A goodly fraction of the world's volcanoes are situated on islands or coastlines, or erupt underwater. Hot lava and water meet each other in these regions rather often, yet violent steam explosions are rare. What usually happens when lava meets water?

Suppose hot lava flows into the ocean. Lava fluid enough to flow has a temperature well above the boiling point of water, and the water in contact with the lava will be heated to its boiling point in a matter of seconds. Two things, however, work against any violent explosions. In the first place, the bubbles of steam that form adjacent to the hot lava are free to expand into the ocean. The result is boiling, not explosion. In fact, the burner on your stove is as hot as fresh, glowing lava, and has very much the same effect on water. Some small explosions may occur if water gets into cracks in the lava and turns to steam faster than the steam bubbles can escape.

The second reason that lava flowing into water produces boiling rather than explosions is the enormous amount of heat that it takes to boil water. In order to boil a thin skin of water, a skin of lava three times as thick must give up so much heat that it cools by 800 degrees C. The result is that the surface of a lava flow cools to the boiling point and hardens within seconds of contacting the water. The lava inside this hard shell is still hot and mobile, and the flow continues to advance as the hardened shell cracks to let more hot lava ooze out. This new flow also develops a hard, cool shell almost at once. The result is called pillow lava, and it does indeed look like a pile of pillows. Ancient pillow lavas occurring high in the mountain ranges of today are proof that those mountains were once under the sea.

The temperature at which water boils depends on pressure. On high mountains boiling water is too cool to make good tea, while in a pressure cooker set for 15 pounds pressure (double normal air pressure) the boiling point is 250 degrees F (121 degrees C). Pressure in the ocean is due to the weight of the overlying water, and increases by approximately one atmosphere for each 10 meters (33 feet) depth. Deep enough in the ocean, water won't boil at all. A liquid expands as it gets hotter and has very little volume change with pressure, while a gas tries at the same time to expand with heat and contract under pressure. The boiling temperature doesn't rise as fast as the pressure, so the density of steam at the boiling point becomes larger as the pressure increases. Eventually the compression of the steam under the increasing pressure is so great that there is no longer any difference between steam and water. This occurs at a temperature of about 374 degrees C or 705 degrees F (called the critical temperature for water) and a pressure of over 200 atmospheres, which is found at a depth of about two and a quarter kilometers in the ocean. So the extrusion of lava in the deep oceans is a very quiet affair.
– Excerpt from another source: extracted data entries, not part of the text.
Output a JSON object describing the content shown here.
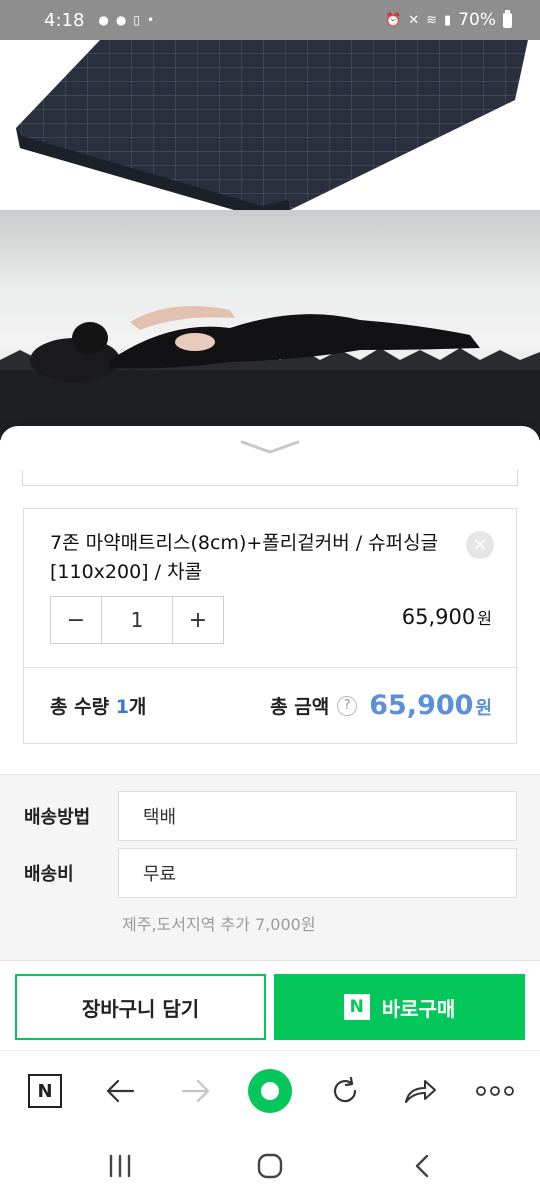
{
  "status_bar": {
    "time": "4:18",
    "battery": "70%"
  },
  "product_image": {
    "alt": "product image"
  },
  "option": {
    "name": "7존 마약매트리스(8cm)+폴리겉커버 / 슈퍼싱글[110x200] / 차콜",
    "quantity": "1",
    "price": "65,900",
    "currency": "원"
  },
  "total": {
    "qty_label": "총 수량",
    "qty_value": "1",
    "qty_unit": "개",
    "amount_label": "총 금액",
    "help": "?",
    "amount": "65,900",
    "currency": "원"
  },
  "delivery": {
    "method_label": "배송방법",
    "method_value": "택배",
    "fee_label": "배송비",
    "fee_value": "무료",
    "note": "제주,도서지역 추가 7,000원"
  },
  "actions": {
    "cart_label": "장바구니 담기",
    "buy_badge": "N",
    "buy_label": "바로구매"
  },
  "browser_bar": {
    "logo": "N"
  },
  "colors": {
    "naver_green": "#03c75a",
    "total_blue": "#5c8fd9"
  }
}
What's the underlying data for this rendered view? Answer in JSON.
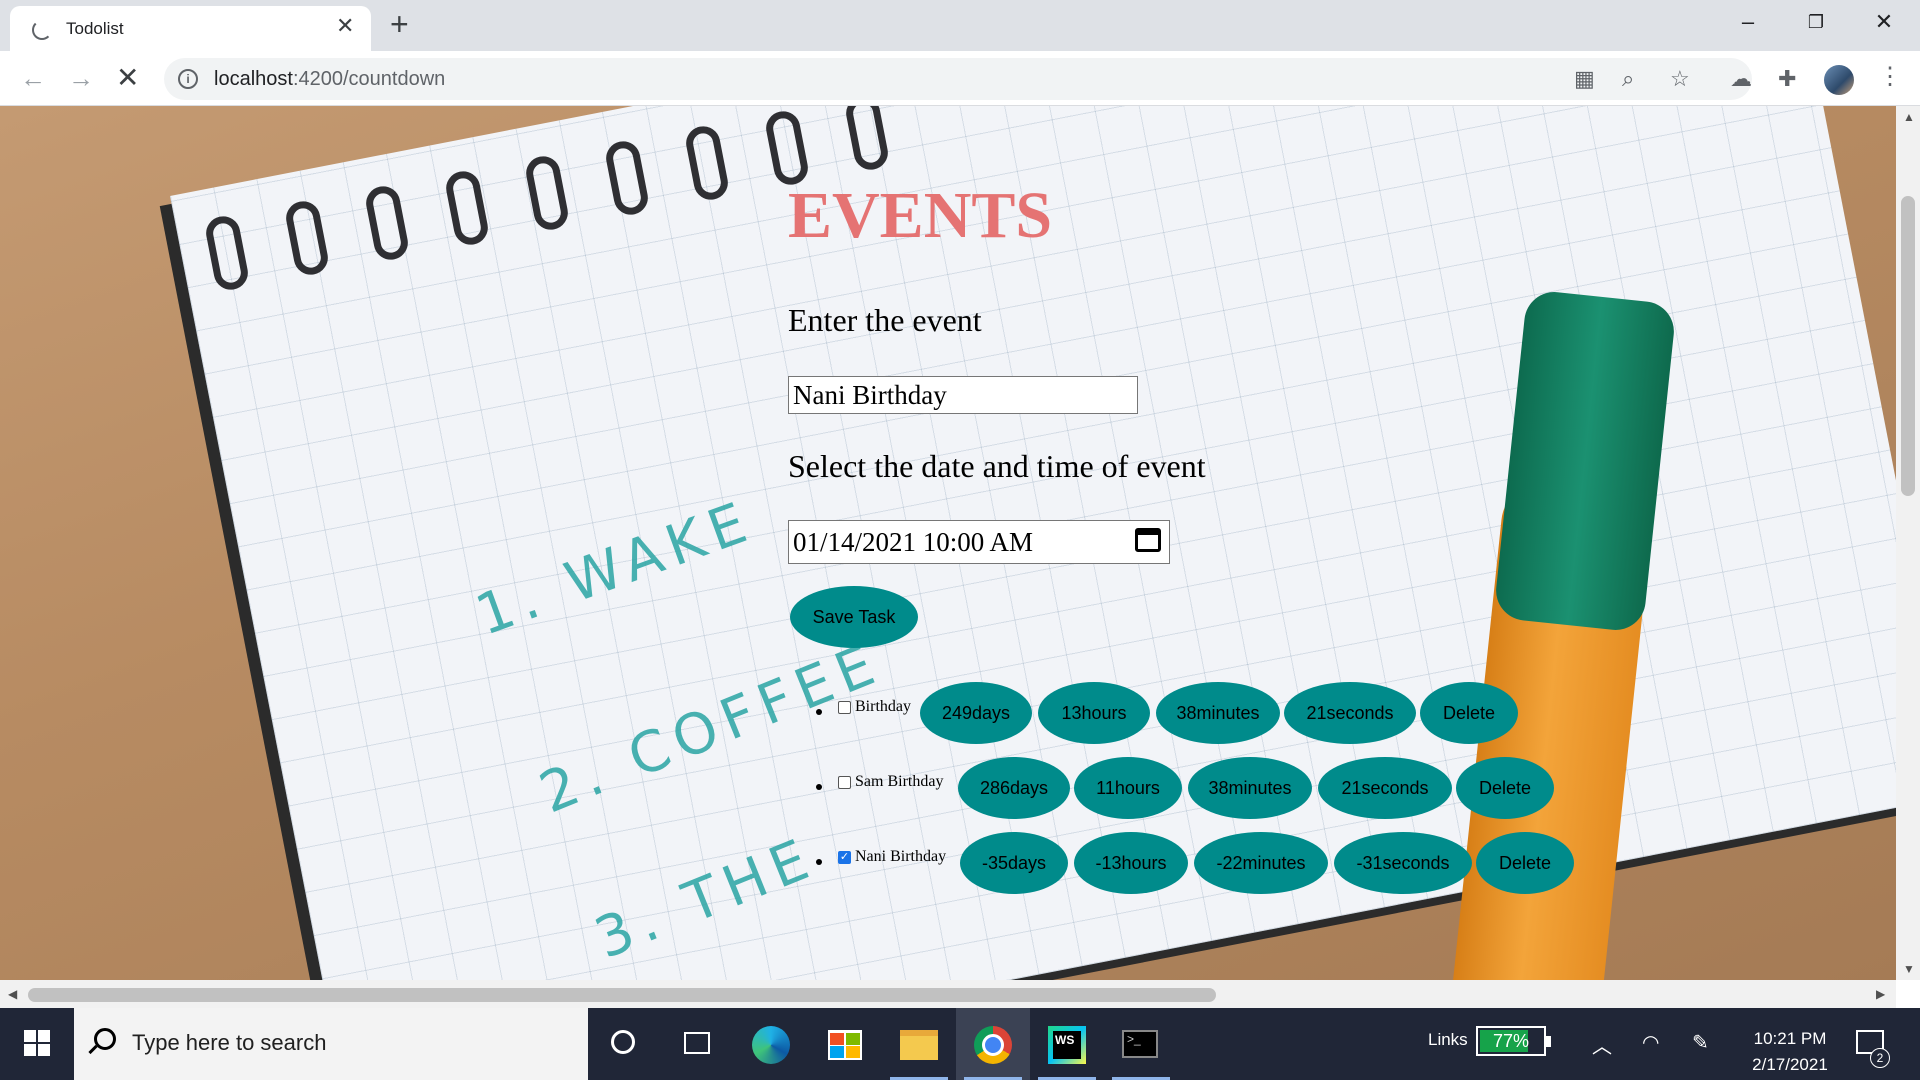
{
  "browser": {
    "tab_title": "Todolist",
    "url_host": "localhost",
    "url_path": ":4200/countdown"
  },
  "page": {
    "title": "EVENTS",
    "event_label": "Enter the event",
    "event_input_value": "Nani Birthday",
    "datetime_label": "Select the date and time of event",
    "datetime_value": "01/14/2021 10:00 AM",
    "save_label": "Save Task",
    "delete_label": "Delete",
    "accent_color": "#008b8b",
    "title_color": "#e57373"
  },
  "events": [
    {
      "name": "Birthday",
      "checked": false,
      "days": "249days",
      "hours": "13hours",
      "minutes": "38minutes",
      "seconds": "21seconds"
    },
    {
      "name": "Sam Birthday",
      "checked": false,
      "days": "286days",
      "hours": "11hours",
      "minutes": "38minutes",
      "seconds": "21seconds"
    },
    {
      "name": "Nani Birthday",
      "checked": true,
      "days": "-35days",
      "hours": "-13hours",
      "minutes": "-22minutes",
      "seconds": "-31seconds"
    }
  ],
  "taskbar": {
    "search_placeholder": "Type here to search",
    "links_label": "Links",
    "battery_percent": "77%",
    "battery_level": 0.77,
    "time": "10:21 PM",
    "date": "2/17/2021",
    "notification_count": "2"
  }
}
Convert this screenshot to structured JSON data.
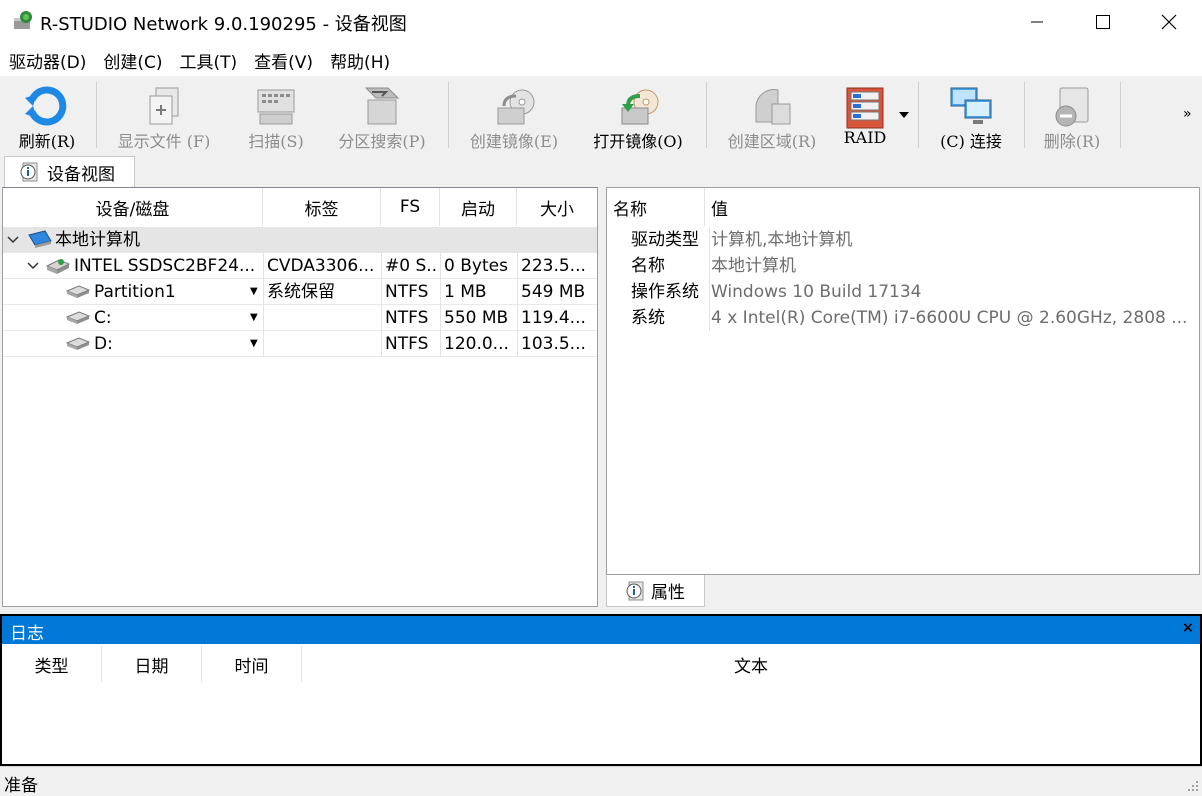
{
  "window": {
    "title": "R-STUDIO Network 9.0.190295 - 设备视图"
  },
  "menu": [
    "驱动器(D)",
    "创建(C)",
    "工具(T)",
    "查看(V)",
    "帮助(H)"
  ],
  "toolbar": {
    "refresh": "刷新(R)",
    "show_files": "显示文件 (F)",
    "scan": "扫描(S)",
    "partition_search": "分区搜索(P)",
    "create_image": "创建镜像(E)",
    "open_image": "打开镜像(O)",
    "create_region": "创建区域(R)",
    "raid": "RAID",
    "connect": "(C) 连接",
    "delete": "删除(R)",
    "more": "»"
  },
  "tabs": {
    "device_view": "设备视图",
    "properties": "属性"
  },
  "device_table": {
    "columns": [
      "设备/磁盘",
      "标签",
      "FS",
      "启动",
      "大小"
    ],
    "rows": [
      {
        "name": "本地计算机",
        "label": "",
        "fs": "",
        "start": "",
        "size": ""
      },
      {
        "name": "INTEL SSDSC2BF24...",
        "label": "CVDA3306...",
        "fs": "#0 S...",
        "start": "0 Bytes",
        "size": "223.5..."
      },
      {
        "name": "Partition1",
        "label": "系统保留",
        "fs": "NTFS",
        "start": "1 MB",
        "size": "549 MB"
      },
      {
        "name": "C:",
        "label": "",
        "fs": "NTFS",
        "start": "550 MB",
        "size": "119.4..."
      },
      {
        "name": "D:",
        "label": "",
        "fs": "NTFS",
        "start": "120.0...",
        "size": "103.5..."
      }
    ]
  },
  "properties": {
    "columns": [
      "名称",
      "值"
    ],
    "rows": [
      {
        "key": "驱动类型",
        "value": "计算机,本地计算机"
      },
      {
        "key": "名称",
        "value": "本地计算机"
      },
      {
        "key": "操作系统",
        "value": "Windows 10 Build 17134"
      },
      {
        "key": "系统",
        "value": "4 x Intel(R) Core(TM) i7-6600U CPU @ 2.60GHz, 2808 ..."
      }
    ]
  },
  "log": {
    "title": "日志",
    "close": "×",
    "columns": [
      "类型",
      "日期",
      "时间",
      "文本"
    ]
  },
  "status": {
    "text": "准备"
  },
  "colors": {
    "accent": "#0078d7",
    "selected_row": "#e5e5e5"
  }
}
Violent reactions between water and lava certainly occur, but they require special circumstances. In the first place, the ratio of water to lava is important. If there is a lot of water, much of the cooling of the lava comes from heating the water rather than turning it to steam. If there is very little water, there may be small explosions, but there isn't enough steam generated for really major explosions. If the volumes of hot lava and water are just about equal, almost all of the water can flash to superheated steam.

Furthermore, the more surface of the lava is exposed, the faster the heat can be transferred to the water. The eruptions with the most potential for steam explosions, then, are those where the amount of water available is somewhat limited, such as a wide submarine eruption near the surface, and the lava is already broken up into small drops when it contacts the water. The formation of Surtsey, near Iceland, fulfilled these conditions beautifully, and in fact the "rooster tails" produced by that eruption were a characteristic feature of what is now called a Surtseyan eruption.